Gmünd come ovunque ci siano un eccesso di autorità e una carenza di libertà ed uguaglianza: la carne usciva dal lager a bordo delle carrozze del medico-dirigente e prendeva la via del commercio in nero. Agli internati venivano servite solo zuppe di cavoli e patate. E sapevano di sapone! “Era acqua al sapore del sapone”... La malattia e la morte incalzanti non furono che la conseguenza delle condizioni di vita nel campo: freddo, malnutrizione, carenze igieniche (mancanza di acqua e assenza di fognatura) nonché impossibilità per un ospedale di campo di curare quella quantità di gente in costante aumento.
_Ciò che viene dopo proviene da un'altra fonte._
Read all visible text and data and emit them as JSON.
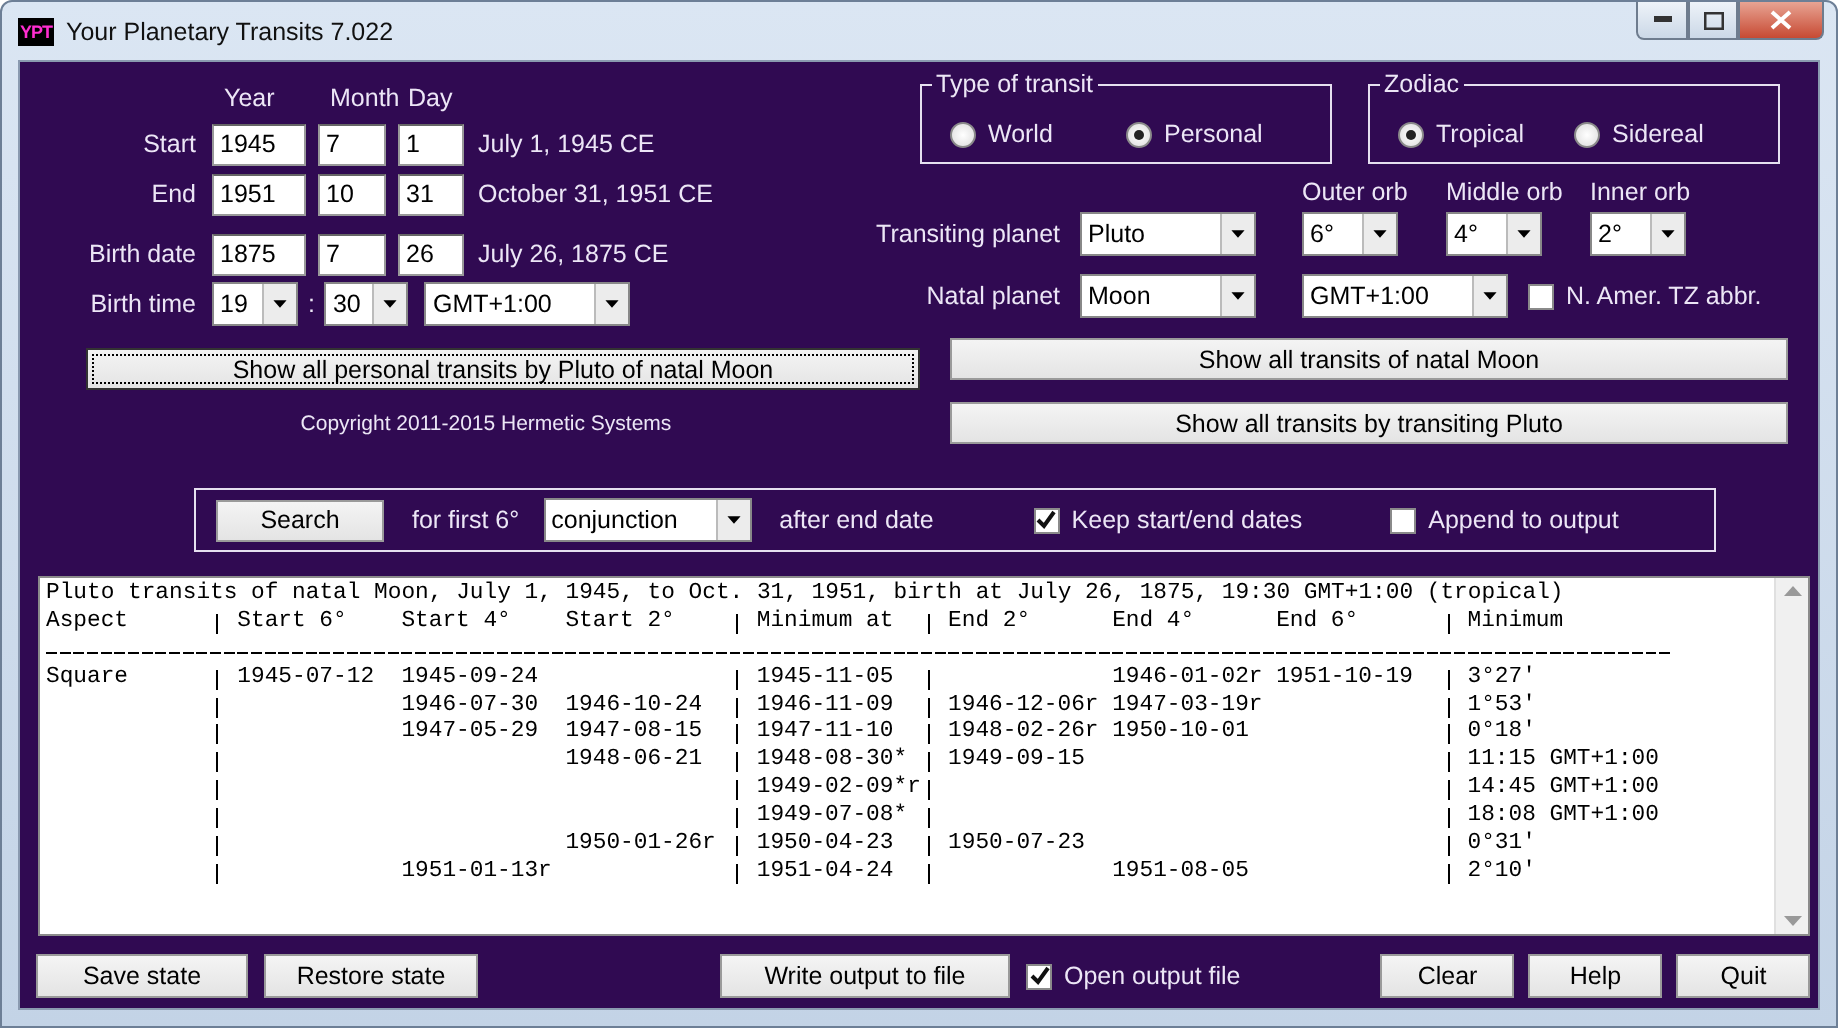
{
  "window": {
    "icon_text": "YPT",
    "title": "Your Planetary Transits 7.022"
  },
  "dates": {
    "headers": [
      "Year",
      "Month",
      "Day"
    ],
    "rows": [
      {
        "label": "Start",
        "year": "1945",
        "month": "7",
        "day": "1",
        "caption": "July 1, 1945 CE"
      },
      {
        "label": "End",
        "year": "1951",
        "month": "10",
        "day": "31",
        "caption": "October 31, 1951 CE"
      },
      {
        "label": "Birth date",
        "year": "1875",
        "month": "7",
        "day": "26",
        "caption": "July 26, 1875 CE"
      }
    ]
  },
  "birth_time": {
    "label": "Birth time",
    "hour": "19",
    "separator": ":",
    "minute": "30",
    "timezone": "GMT+1:00"
  },
  "main_button": {
    "label": "Show all personal transits by Pluto of natal Moon",
    "focused": true
  },
  "copyright": "Copyright 2011-2015 Hermetic Systems",
  "transit_type": {
    "title": "Type of transit",
    "options": [
      {
        "label": "World",
        "selected": false
      },
      {
        "label": "Personal",
        "selected": true
      }
    ]
  },
  "zodiac": {
    "title": "Zodiac",
    "options": [
      {
        "label": "Tropical",
        "selected": true
      },
      {
        "label": "Sidereal",
        "selected": false
      }
    ]
  },
  "orbs": [
    {
      "label": "Outer orb",
      "value": "6°"
    },
    {
      "label": "Middle orb",
      "value": "4°"
    },
    {
      "label": "Inner orb",
      "value": "2°"
    }
  ],
  "transiting_planet": {
    "label": "Transiting planet",
    "value": "Pluto"
  },
  "natal_planet": {
    "label": "Natal planet",
    "value": "Moon"
  },
  "natal_timezone": "GMT+1:00",
  "tz_abbr": {
    "label": "N. Amer. TZ abbr.",
    "checked": false
  },
  "right_buttons": [
    "Show all transits of natal Moon",
    "Show all transits by transiting Pluto"
  ],
  "search_bar": {
    "button": "Search",
    "prefix": "for first 6°",
    "aspect": "conjunction",
    "suffix": "after end date",
    "checks": [
      {
        "label": "Keep start/end dates",
        "checked": true
      },
      {
        "label": "Append to output",
        "checked": false
      }
    ]
  },
  "output": {
    "title": "Pluto transits of natal Moon, July 1, 1945, to Oct. 31, 1951, birth at July 26, 1875, 19:30 GMT+1:00 (tropical)",
    "header": {
      "aspect": "Aspect",
      "start_6": "Start 6°",
      "start_4": "Start 4°",
      "start_2": "Start 2°",
      "minimum_at": "Minimum at",
      "end_2": "End 2°",
      "end_4": "End 4°",
      "end_6": "End 6°",
      "minimum": "Minimum"
    },
    "rows": [
      {
        "aspect": "Square",
        "start_6": "1945-07-12",
        "start_4": "1945-09-24",
        "minimum_at": "1945-11-05",
        "end_4": "1946-01-02r",
        "end_6": "1951-10-19",
        "minimum": "3°27'"
      },
      {
        "start_4": "1946-07-30",
        "start_2": "1946-10-24",
        "minimum_at": "1946-11-09",
        "end_2": "1946-12-06r",
        "end_4": "1947-03-19r",
        "minimum": "1°53'"
      },
      {
        "start_4": "1947-05-29",
        "start_2": "1947-08-15",
        "minimum_at": "1947-11-10",
        "end_2": "1948-02-26r",
        "end_4": "1950-10-01",
        "minimum": "0°18'"
      },
      {
        "start_2": "1948-06-21",
        "minimum_at": "1948-08-30*",
        "end_2": "1949-09-15",
        "minimum": "11:15 GMT+1:00"
      },
      {
        "minimum_at": "1949-02-09*r",
        "minimum": "14:45 GMT+1:00"
      },
      {
        "minimum_at": "1949-07-08*",
        "minimum": "18:08 GMT+1:00"
      },
      {
        "start_2": "1950-01-26r",
        "minimum_at": "1950-04-23",
        "end_2": "1950-07-23",
        "minimum": "0°31'"
      },
      {
        "start_4": "1951-01-13r",
        "minimum_at": "1951-04-24",
        "end_4": "1951-08-05",
        "minimum": "2°10'"
      }
    ]
  },
  "footer": {
    "left_buttons": [
      "Save state",
      "Restore state"
    ],
    "write_button": "Write output to file",
    "open_output": {
      "label": "Open output file",
      "checked": true
    },
    "right_buttons": [
      "Clear",
      "Help",
      "Quit"
    ]
  }
}
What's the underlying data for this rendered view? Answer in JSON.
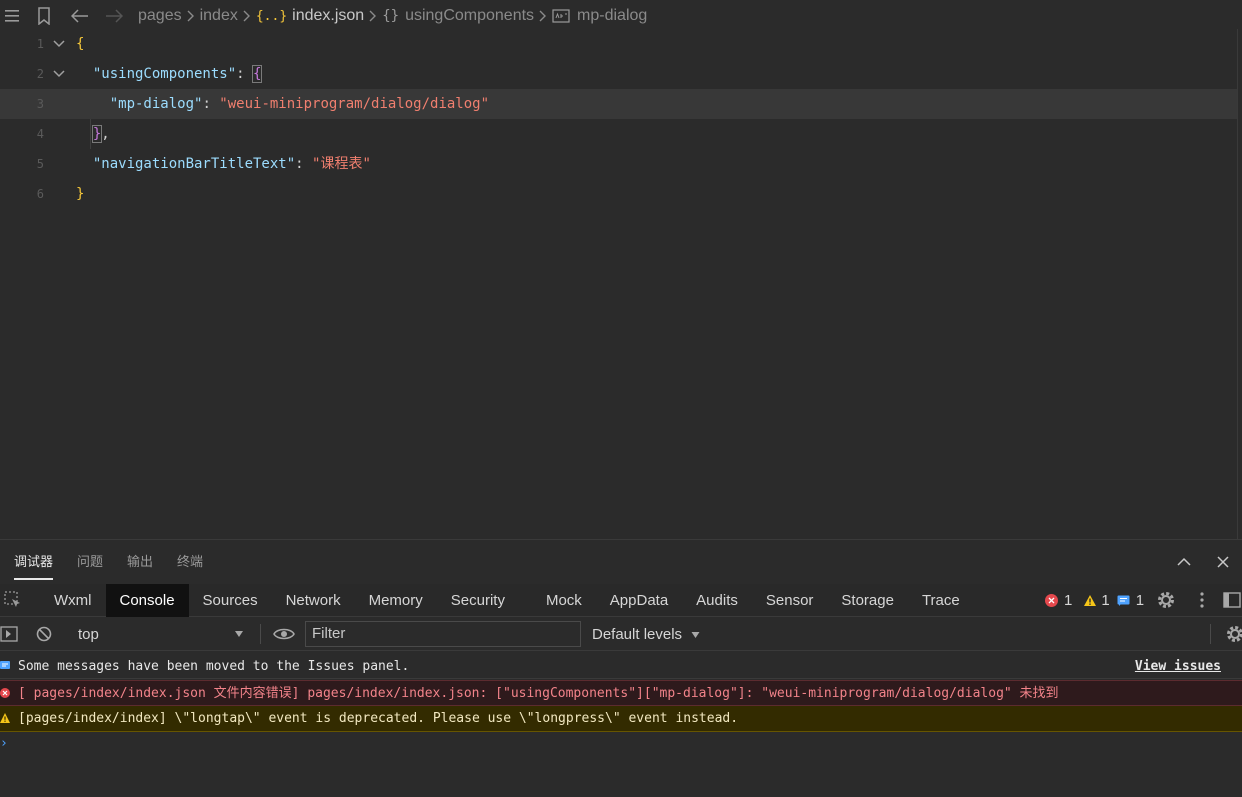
{
  "breadcrumb": {
    "items": [
      {
        "label": "pages"
      },
      {
        "label": "index"
      },
      {
        "label": "index.json",
        "icon": "json-braces-icon"
      },
      {
        "label": "usingComponents",
        "icon": "object-braces-icon"
      },
      {
        "label": "mp-dialog",
        "icon": "string-abc-icon"
      }
    ]
  },
  "editor": {
    "lines": [
      {
        "num": "1"
      },
      {
        "num": "2",
        "key": "\"usingComponents\"",
        "colon": ": "
      },
      {
        "num": "3",
        "key": "\"mp-dialog\"",
        "colon": ": ",
        "value": "\"weui-miniprogram/dialog/dialog\""
      },
      {
        "num": "4",
        "tail": ","
      },
      {
        "num": "5",
        "key": "\"navigationBarTitleText\"",
        "colon": ": ",
        "value": "\"课程表\""
      },
      {
        "num": "6"
      }
    ],
    "brace_open": "{",
    "brace_close": "}"
  },
  "panel": {
    "tabs": [
      "调试器",
      "问题",
      "输出",
      "终端"
    ]
  },
  "devtools": {
    "tabs": [
      "Wxml",
      "Console",
      "Sources",
      "Network",
      "Memory",
      "Security",
      "Mock",
      "AppData",
      "Audits",
      "Sensor",
      "Storage",
      "Trace"
    ],
    "error_count": "1",
    "warning_count": "1",
    "info_count": "1"
  },
  "console": {
    "context": "top",
    "filter_placeholder": "Filter",
    "levels": "Default levels",
    "messages": {
      "info": "Some messages have been moved to the Issues panel.",
      "view_issues": "View issues",
      "error": "[ pages/index/index.json 文件内容错误] pages/index/index.json: [\"usingComponents\"][\"mp-dialog\"]: \"weui-miniprogram/dialog/dialog\" 未找到",
      "warning": "[pages/index/index] \\\"longtap\\\" event is deprecated. Please use \\\"longpress\\\" event instead."
    },
    "prompt": "›"
  },
  "colors": {
    "error": "#e5484d",
    "warning": "#f5c518",
    "info": "#4fa3ff"
  }
}
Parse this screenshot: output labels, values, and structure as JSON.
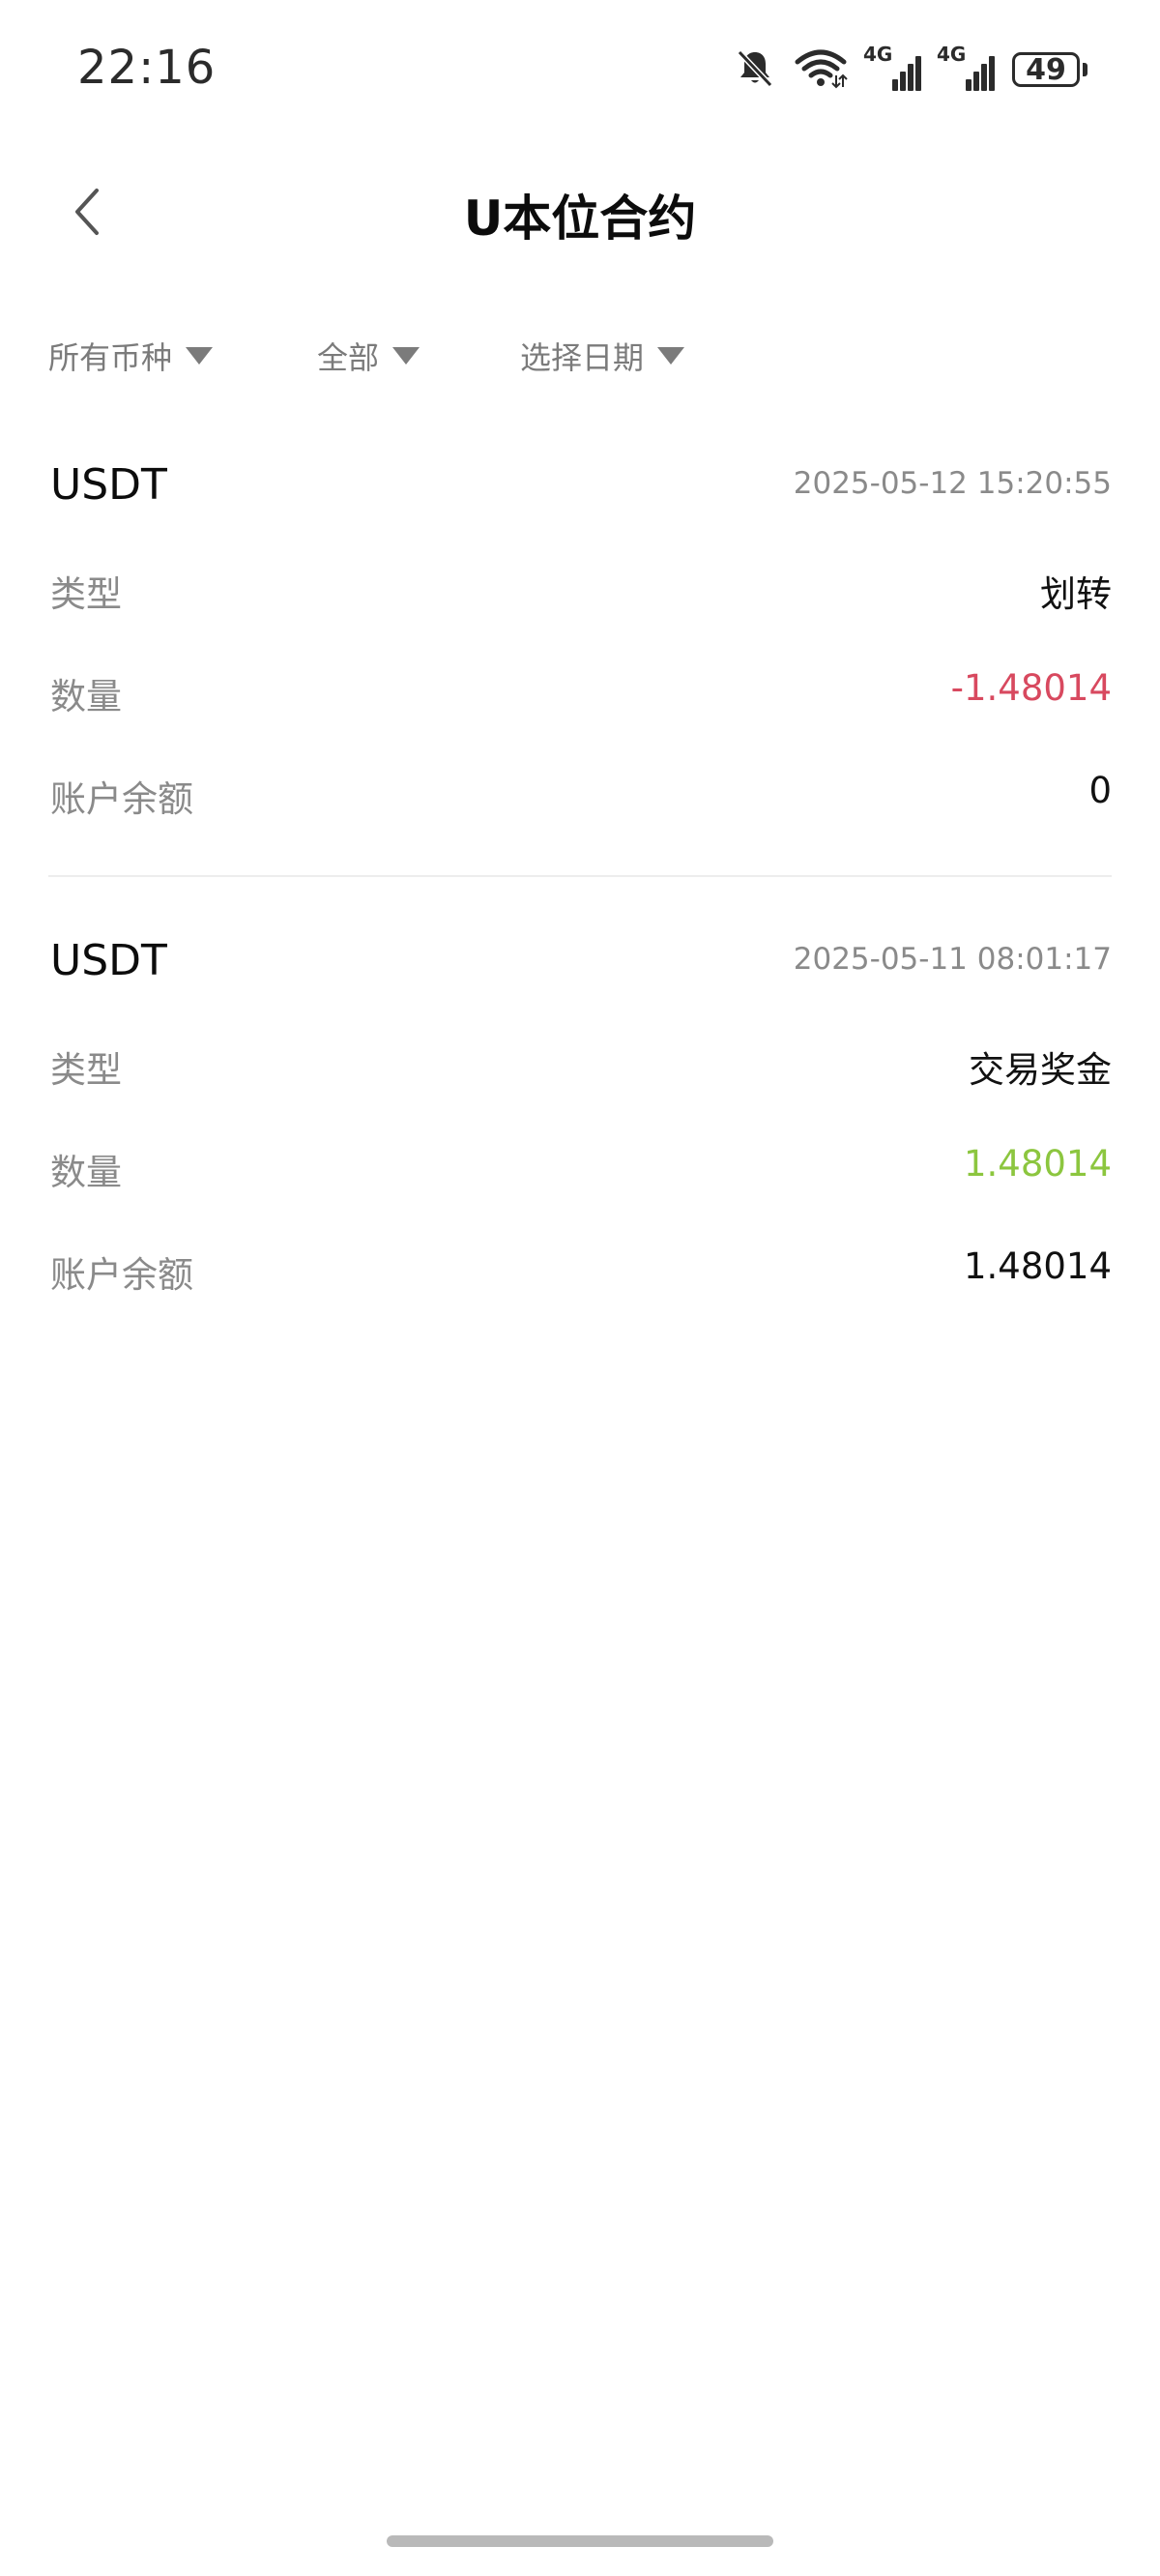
{
  "status_bar": {
    "time": "22:16",
    "icons": [
      "bell-off-icon",
      "wifi-icon",
      "signal-4g-icon",
      "signal-4g-icon",
      "battery-icon"
    ],
    "network_label": "4G",
    "battery": "49"
  },
  "header": {
    "title": "U本位合约",
    "back_icon": "chevron-left-icon"
  },
  "filters": [
    {
      "label": "所有币种",
      "icon": "caret-down-icon"
    },
    {
      "label": "全部",
      "icon": "caret-down-icon"
    },
    {
      "label": "选择日期",
      "icon": "caret-down-icon"
    }
  ],
  "records": [
    {
      "currency": "USDT",
      "time": "2025-05-12 15:20:55",
      "rows": [
        {
          "label": "类型",
          "value": "划转"
        },
        {
          "label": "数量",
          "value": "-1.48014"
        },
        {
          "label": "账户余额",
          "value": "0"
        }
      ]
    },
    {
      "currency": "USDT",
      "time": "2025-05-11 08:01:17",
      "rows": [
        {
          "label": "类型",
          "value": "交易奖金"
        },
        {
          "label": "数量",
          "value": "1.48014"
        },
        {
          "label": "账户余额",
          "value": "1.48014"
        }
      ]
    }
  ],
  "colors": {
    "negative": "#d8495f",
    "positive": "#8cc63f",
    "label": "#8a8a8a",
    "text": "#111111"
  }
}
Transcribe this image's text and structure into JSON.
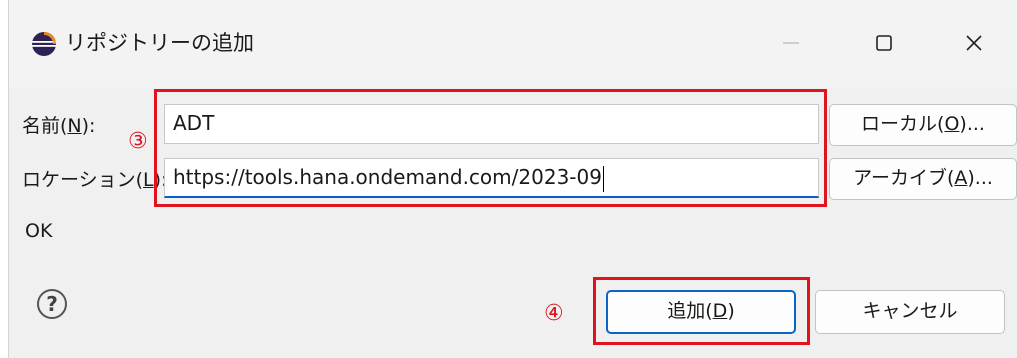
{
  "window": {
    "title": "リポジトリーの追加",
    "minimize_icon": "minimize-icon",
    "maximize_icon": "maximize-icon",
    "close_icon": "close-icon"
  },
  "form": {
    "name_label_prefix": "名前(",
    "name_label_key": "N",
    "name_label_suffix": "):",
    "name_value": "ADT",
    "location_label_prefix": "ロケーション(",
    "location_label_key": "L",
    "location_label_suffix": "):",
    "location_value": "https://tools.hana.ondemand.com/2023-09"
  },
  "buttons": {
    "local_prefix": "ローカル(",
    "local_key": "O",
    "local_suffix": ")...",
    "archive_prefix": "アーカイブ(",
    "archive_key": "A",
    "archive_suffix": ")...",
    "add_prefix": "追加(",
    "add_key": "D",
    "add_suffix": ")",
    "cancel": "キャンセル"
  },
  "status": "OK",
  "help_icon": "help-icon",
  "annotations": {
    "step3": "③",
    "step4": "④",
    "color": "#e0141e"
  },
  "colors": {
    "focus_border": "#0b65c9",
    "dialog_bg": "#f0f0f0"
  }
}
Alto tasso di mortalitàDall’ottobre 1915 morivano tra le 30 e le 60 persone al giorno, in novembre la media salì di colpo a 90 per l’epidemia di tifo. In una notte, il picco: 135 deceduti. Le cause: tifo, scorbuto, vaiolo, rubeola, difterite, tubercolosi, bronchite, scarlattina, setticemia, colera, meningite e più spesso ancora la “pneumonia”, conclusione che in realtà riguardava tutti i casi senza una vera diagnosi. Ed erano tantissimi. Anche quando non c’era la morte a recare sollievo, ci si ammalava e si rimaneva invalidi per sempre. Un’epidemia di tracoma (malattia infettiva dell’occhio) provocò la cecità di decine di internati. Soltanto nell’ultimo trimestre del 1915 nel lager lasciarono la pelle 2.221 istriani croati. Si calcola che non ce la fecero in 5.000. E non c’era rivolta che potesse frenare la moria, benché il 1º gennaio 1916 le autorità destituirono il responsabile del lager, il barone Augustin Czapka.Vero è che non mancarono esempi di grande umanitarismo e impeccabile condotta morale tra il personale medico e infermieristico del lager, ma resta inoppugnabile che Gmünd è stata la più grande fossa comune di civili nella Prima guerra mondiale. La storiografia austriaca è ancora lì a dibattere sul numero dei morti. Generalmente si parla di 30.000, o anche 40.000 deceduti, di cui probabilmente 5.000 gli istriani. Per il rientro degli internati “di città” era stato stabilito il termine di settembre del 1918 e ciò nonostante ad agosto non erano ancora state autorizzate 15.000 partenze per “ragioni militari”. Probabilmente si trattò di “popolazione italiana ed elementi ostili”. La dichiarazione di pace tra il Regno d’Italia e la Monarchia austro-ungarica segna il rientro definitivo degli evacuati. La stampa italiana riportò che il 22 e il 23 novembre 1918 raggiunsero Pola due treni con a bordo sfollati da Wagna e da Graz. Altri erano in arrivo nei giorni a seguire.